The basic steps are:
- Create a group and the users to that group
- Modify the SSH daemon configuration to limit a group to sftp only
- Setup file system permissions
- Configure SELinux
- Test (of course)
Without further ado, lets get started. It should only take about 10 minutes, nothing here is especially complex.
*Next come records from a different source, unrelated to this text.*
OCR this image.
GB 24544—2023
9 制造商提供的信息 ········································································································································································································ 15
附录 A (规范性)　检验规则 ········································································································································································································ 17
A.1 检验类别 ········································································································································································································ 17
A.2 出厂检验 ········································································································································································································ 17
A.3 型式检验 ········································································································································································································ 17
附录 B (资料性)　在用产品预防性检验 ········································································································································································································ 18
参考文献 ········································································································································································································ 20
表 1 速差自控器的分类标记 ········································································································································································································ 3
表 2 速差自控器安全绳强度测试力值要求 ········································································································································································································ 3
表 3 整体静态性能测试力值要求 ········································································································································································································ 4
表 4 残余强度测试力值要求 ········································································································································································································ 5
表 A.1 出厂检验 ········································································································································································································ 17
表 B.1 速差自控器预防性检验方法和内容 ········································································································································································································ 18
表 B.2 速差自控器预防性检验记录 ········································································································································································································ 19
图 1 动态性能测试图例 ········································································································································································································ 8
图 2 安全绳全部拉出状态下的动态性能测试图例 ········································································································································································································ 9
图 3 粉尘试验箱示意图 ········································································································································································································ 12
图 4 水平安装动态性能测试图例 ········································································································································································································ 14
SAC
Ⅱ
Create a group that is limited to SFTP only and a user to be in that group.
groupadd sftponly
useradd sftptest
usermod -aG sftponly sftptest
Now you need to make a little change to /etc/ssh/sshd_config
. There
will be a Subsystem line for sftp
which you need to change to read:
Subsystem sftp internal-sftp
Now you need to create a block at the end to limit members of a group (ie the sftponly group you created above) and chroot them. Simply add the following to the end of the file:
Match Group sftponly
ChrootDirectory %h
ForceCommand internal-sftp
X11Forwarding no
AllowTcpForwarding no
These changes will require a reload of the SSH daemon:
service sshd reload
Now you need to make some file permission changes. For some reason which I cannot work out for now, the home directory must be owned by root and have the permissions 755. So we will also need to make a folder in the home directory to upload to and make that owned by the user.
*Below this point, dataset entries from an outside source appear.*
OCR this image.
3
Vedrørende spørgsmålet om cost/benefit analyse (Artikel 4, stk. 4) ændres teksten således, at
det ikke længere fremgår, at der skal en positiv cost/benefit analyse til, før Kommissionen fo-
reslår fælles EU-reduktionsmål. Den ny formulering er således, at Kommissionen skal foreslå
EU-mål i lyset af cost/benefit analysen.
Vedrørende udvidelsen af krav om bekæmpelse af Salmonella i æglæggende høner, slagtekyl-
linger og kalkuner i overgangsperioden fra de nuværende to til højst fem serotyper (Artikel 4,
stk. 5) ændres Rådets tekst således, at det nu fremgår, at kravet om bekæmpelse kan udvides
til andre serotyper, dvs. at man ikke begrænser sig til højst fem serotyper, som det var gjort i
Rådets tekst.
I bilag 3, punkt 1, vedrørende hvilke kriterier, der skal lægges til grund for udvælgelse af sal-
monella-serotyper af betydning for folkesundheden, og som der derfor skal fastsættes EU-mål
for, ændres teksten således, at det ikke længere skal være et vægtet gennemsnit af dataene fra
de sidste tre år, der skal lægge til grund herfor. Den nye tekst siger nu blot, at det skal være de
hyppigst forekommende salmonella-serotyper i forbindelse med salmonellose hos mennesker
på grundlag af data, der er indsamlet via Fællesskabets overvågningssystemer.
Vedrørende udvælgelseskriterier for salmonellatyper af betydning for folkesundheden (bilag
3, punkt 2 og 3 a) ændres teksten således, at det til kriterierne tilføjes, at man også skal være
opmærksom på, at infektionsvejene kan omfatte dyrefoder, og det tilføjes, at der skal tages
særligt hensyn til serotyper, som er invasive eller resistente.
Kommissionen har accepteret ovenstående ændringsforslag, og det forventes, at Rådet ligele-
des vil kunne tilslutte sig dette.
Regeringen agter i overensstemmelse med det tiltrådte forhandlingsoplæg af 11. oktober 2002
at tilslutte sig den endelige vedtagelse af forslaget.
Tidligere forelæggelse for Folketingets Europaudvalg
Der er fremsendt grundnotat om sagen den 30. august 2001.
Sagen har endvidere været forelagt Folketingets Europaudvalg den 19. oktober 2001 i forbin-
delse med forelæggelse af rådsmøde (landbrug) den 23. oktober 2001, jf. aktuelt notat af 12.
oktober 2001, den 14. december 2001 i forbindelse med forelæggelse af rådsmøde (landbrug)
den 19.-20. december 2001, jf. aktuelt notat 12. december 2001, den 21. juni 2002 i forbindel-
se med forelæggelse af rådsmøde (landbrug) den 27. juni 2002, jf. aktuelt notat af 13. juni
sudo -u sftptest mkdir -pv /home/sftptest/upload
chown root. /home/sftptest
chmod 755 /home/sftptest
chgrp -R sftponly /home/sftptest
The last thing we need to do is tell SELinux that we want to upload files via SFTP to a chroot as it is read-only by default. Of course you are running SELinux in enforcing mode aren't you :)
setsebool -P ssh_chroot_rw_homedirs on
Now from another console you can sftp to your server
sftp sftptest@<server>
You should then be able to put a file in your upload folder. However if you try to ssh to the server as the user sftptest it should tell you to go away. Of course you should be able to ssh as your normal user with no problem. Pro tip: make sure to leave a root terminal open just in case.